In Their Own Words
August 20, 1864
Forage Scarce, Concern about War’s End, Pleasant Encounter
William King of Cobb County wrote in his diary of the countryside having little to offer foragers, his concerns about how the war will end, and an unexpectedly pleasant encounter one young lady had with a Yankee soldier.
“The foraging Wagons returned last night safe, but with little forage, I think, all the country in this vicinity being pretty much stript of every thing. I took a short walk on the Powder Springs Road this morning, found no wagons from the country today.

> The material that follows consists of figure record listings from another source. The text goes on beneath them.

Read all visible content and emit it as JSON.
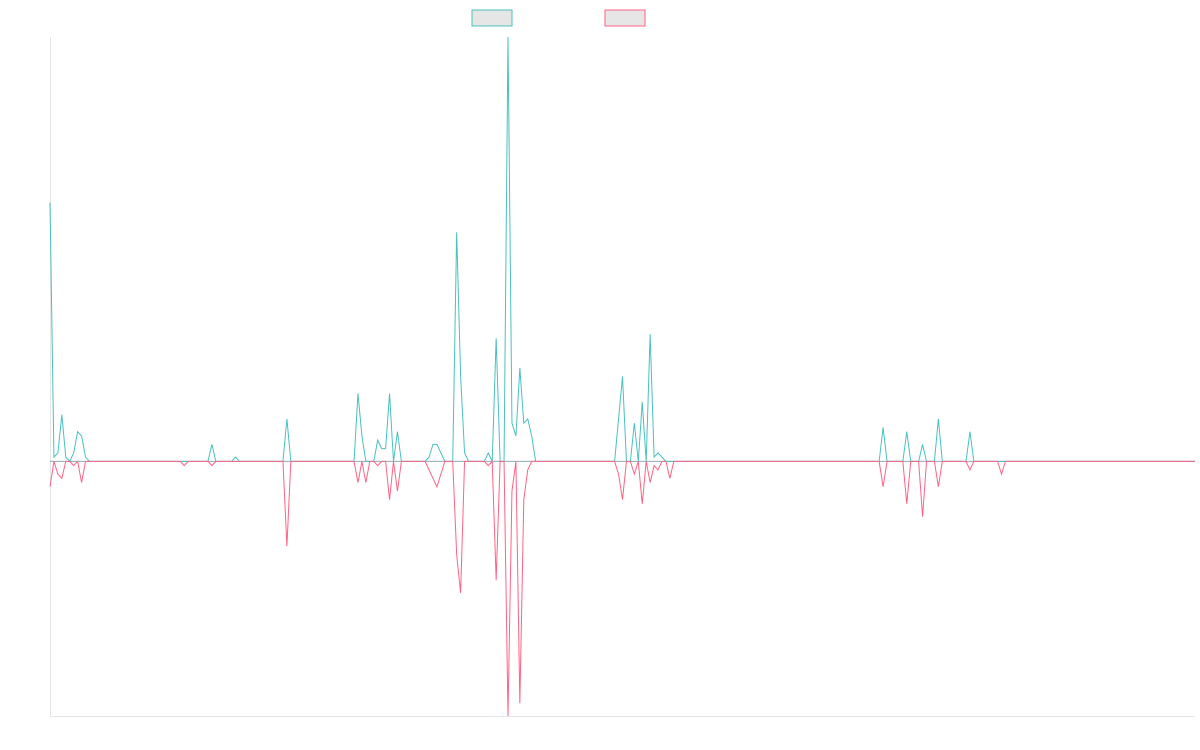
{
  "chart_data": {
    "type": "line",
    "title": "",
    "xlabel": "",
    "ylabel": "",
    "legend": "top-center",
    "grid": false,
    "xlim": [
      0,
      290
    ],
    "ylim": [
      -60,
      100
    ],
    "baseline": 0,
    "colors": [
      "#4bc0c0",
      "#ff6384"
    ],
    "series": [
      {
        "name": "",
        "color": "#4bc0c0",
        "points": [
          [
            0,
            61
          ],
          [
            1,
            1
          ],
          [
            2,
            2
          ],
          [
            3,
            11
          ],
          [
            4,
            1
          ],
          [
            5,
            0
          ],
          [
            6,
            2
          ],
          [
            7,
            7
          ],
          [
            8,
            6
          ],
          [
            9,
            1
          ],
          [
            10,
            0
          ],
          [
            22,
            0
          ],
          [
            33,
            0
          ],
          [
            34,
            0
          ],
          [
            35,
            0
          ],
          [
            40,
            0
          ],
          [
            41,
            4
          ],
          [
            42,
            0
          ],
          [
            46,
            0
          ],
          [
            47,
            1
          ],
          [
            48,
            0
          ],
          [
            59,
            0
          ],
          [
            60,
            10
          ],
          [
            61,
            0
          ],
          [
            77,
            0
          ],
          [
            78,
            16
          ],
          [
            79,
            6
          ],
          [
            80,
            0
          ],
          [
            81,
            0
          ],
          [
            82,
            0
          ],
          [
            83,
            5
          ],
          [
            84,
            3
          ],
          [
            85,
            3
          ],
          [
            86,
            16
          ],
          [
            87,
            0
          ],
          [
            88,
            7
          ],
          [
            89,
            0
          ],
          [
            95,
            0
          ],
          [
            96,
            1
          ],
          [
            97,
            4
          ],
          [
            98,
            4
          ],
          [
            99,
            2
          ],
          [
            100,
            0
          ],
          [
            102,
            0
          ],
          [
            103,
            54
          ],
          [
            104,
            20
          ],
          [
            105,
            2
          ],
          [
            106,
            0
          ],
          [
            110,
            0
          ],
          [
            111,
            2
          ],
          [
            112,
            0
          ],
          [
            113,
            29
          ],
          [
            114,
            0
          ],
          [
            115,
            0
          ],
          [
            116,
            100
          ],
          [
            117,
            9
          ],
          [
            118,
            6
          ],
          [
            119,
            22
          ],
          [
            120,
            9
          ],
          [
            121,
            10
          ],
          [
            122,
            6
          ],
          [
            123,
            0
          ],
          [
            143,
            0
          ],
          [
            144,
            10
          ],
          [
            145,
            20
          ],
          [
            146,
            0
          ],
          [
            147,
            0
          ],
          [
            148,
            9
          ],
          [
            149,
            0
          ],
          [
            150,
            14
          ],
          [
            151,
            0
          ],
          [
            152,
            30
          ],
          [
            153,
            1
          ],
          [
            154,
            2
          ],
          [
            155,
            1
          ],
          [
            156,
            0
          ],
          [
            158,
            0
          ],
          [
            179,
            0
          ],
          [
            210,
            0
          ],
          [
            211,
            8
          ],
          [
            212,
            0
          ],
          [
            216,
            0
          ],
          [
            217,
            7
          ],
          [
            218,
            0
          ],
          [
            220,
            0
          ],
          [
            221,
            4
          ],
          [
            222,
            0
          ],
          [
            224,
            0
          ],
          [
            225,
            10
          ],
          [
            226,
            0
          ],
          [
            232,
            0
          ],
          [
            233,
            7
          ],
          [
            234,
            0
          ],
          [
            290,
            0
          ]
        ]
      },
      {
        "name": "",
        "color": "#ff6384",
        "points": [
          [
            0,
            -6
          ],
          [
            1,
            0
          ],
          [
            2,
            -3
          ],
          [
            3,
            -4
          ],
          [
            4,
            0
          ],
          [
            5,
            0
          ],
          [
            6,
            -1
          ],
          [
            7,
            0
          ],
          [
            8,
            -5
          ],
          [
            9,
            0
          ],
          [
            10,
            0
          ],
          [
            22,
            0
          ],
          [
            33,
            0
          ],
          [
            34,
            -1
          ],
          [
            35,
            0
          ],
          [
            40,
            0
          ],
          [
            41,
            -1
          ],
          [
            42,
            0
          ],
          [
            59,
            0
          ],
          [
            60,
            -20
          ],
          [
            61,
            0
          ],
          [
            77,
            0
          ],
          [
            78,
            -5
          ],
          [
            79,
            0
          ],
          [
            80,
            -5
          ],
          [
            81,
            0
          ],
          [
            82,
            0
          ],
          [
            83,
            -1
          ],
          [
            84,
            0
          ],
          [
            85,
            0
          ],
          [
            86,
            -9
          ],
          [
            87,
            0
          ],
          [
            88,
            -7
          ],
          [
            89,
            0
          ],
          [
            95,
            0
          ],
          [
            96,
            -2
          ],
          [
            97,
            -4
          ],
          [
            98,
            -6
          ],
          [
            99,
            -3
          ],
          [
            100,
            0
          ],
          [
            102,
            0
          ],
          [
            103,
            -22
          ],
          [
            104,
            -31
          ],
          [
            105,
            0
          ],
          [
            106,
            0
          ],
          [
            110,
            0
          ],
          [
            111,
            -1
          ],
          [
            112,
            0
          ],
          [
            113,
            -28
          ],
          [
            114,
            0
          ],
          [
            115,
            0
          ],
          [
            116,
            -60
          ],
          [
            117,
            -7
          ],
          [
            118,
            0
          ],
          [
            119,
            -57
          ],
          [
            120,
            -9
          ],
          [
            121,
            -2
          ],
          [
            122,
            0
          ],
          [
            143,
            0
          ],
          [
            144,
            -3
          ],
          [
            145,
            -9
          ],
          [
            146,
            0
          ],
          [
            147,
            0
          ],
          [
            148,
            -3
          ],
          [
            149,
            0
          ],
          [
            150,
            -10
          ],
          [
            151,
            0
          ],
          [
            152,
            -5
          ],
          [
            153,
            -1
          ],
          [
            154,
            -2
          ],
          [
            155,
            0
          ],
          [
            156,
            0
          ],
          [
            157,
            -4
          ],
          [
            158,
            0
          ],
          [
            179,
            0
          ],
          [
            210,
            0
          ],
          [
            211,
            -6
          ],
          [
            212,
            0
          ],
          [
            216,
            0
          ],
          [
            217,
            -10
          ],
          [
            218,
            0
          ],
          [
            220,
            0
          ],
          [
            221,
            -13
          ],
          [
            222,
            0
          ],
          [
            224,
            0
          ],
          [
            225,
            -6
          ],
          [
            226,
            0
          ],
          [
            232,
            0
          ],
          [
            233,
            -2
          ],
          [
            234,
            0
          ],
          [
            240,
            0
          ],
          [
            241,
            -3
          ],
          [
            242,
            0
          ],
          [
            290,
            0
          ]
        ]
      }
    ]
  }
}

I stopped and had a long talk with the pickets today, men of good sense and spirits, and anxious for peace, but say there can be no peace until the government is restored, and the slave question disposed of. How this war is to be brought to a close God only knows. For 2 days past laborers have been hard at work putting in order the R. Road in fron of the House. I hear Gen’l Kilpatrick has gone on a Raid into the State. I hear that some of our Cavalry have been taking and killing some Federal prisoners near Gainesville, after they had surrendered, I am sure it cannot be true. A young soldier who had returned from the Stoneman Raid, told me that while on it, he had with him a Melodeon, & being in his way, he went up to a House & presented it to a young Lady at the door, she thanked him: the old Lady said it was more than they expected as she thought the Yankee soldiers kept their gifts for the Negro Women.I hear a foraging train had been taken near the town yesterday. I hear that about 180 deserters from our Army were brought into Marietta yesterday. Mr. Griffith and myself had a pleasant walk after supper this evening. How anxious am becoming to see my family at Home or even to hear from them. 1st. Oct. is too far off to wait.”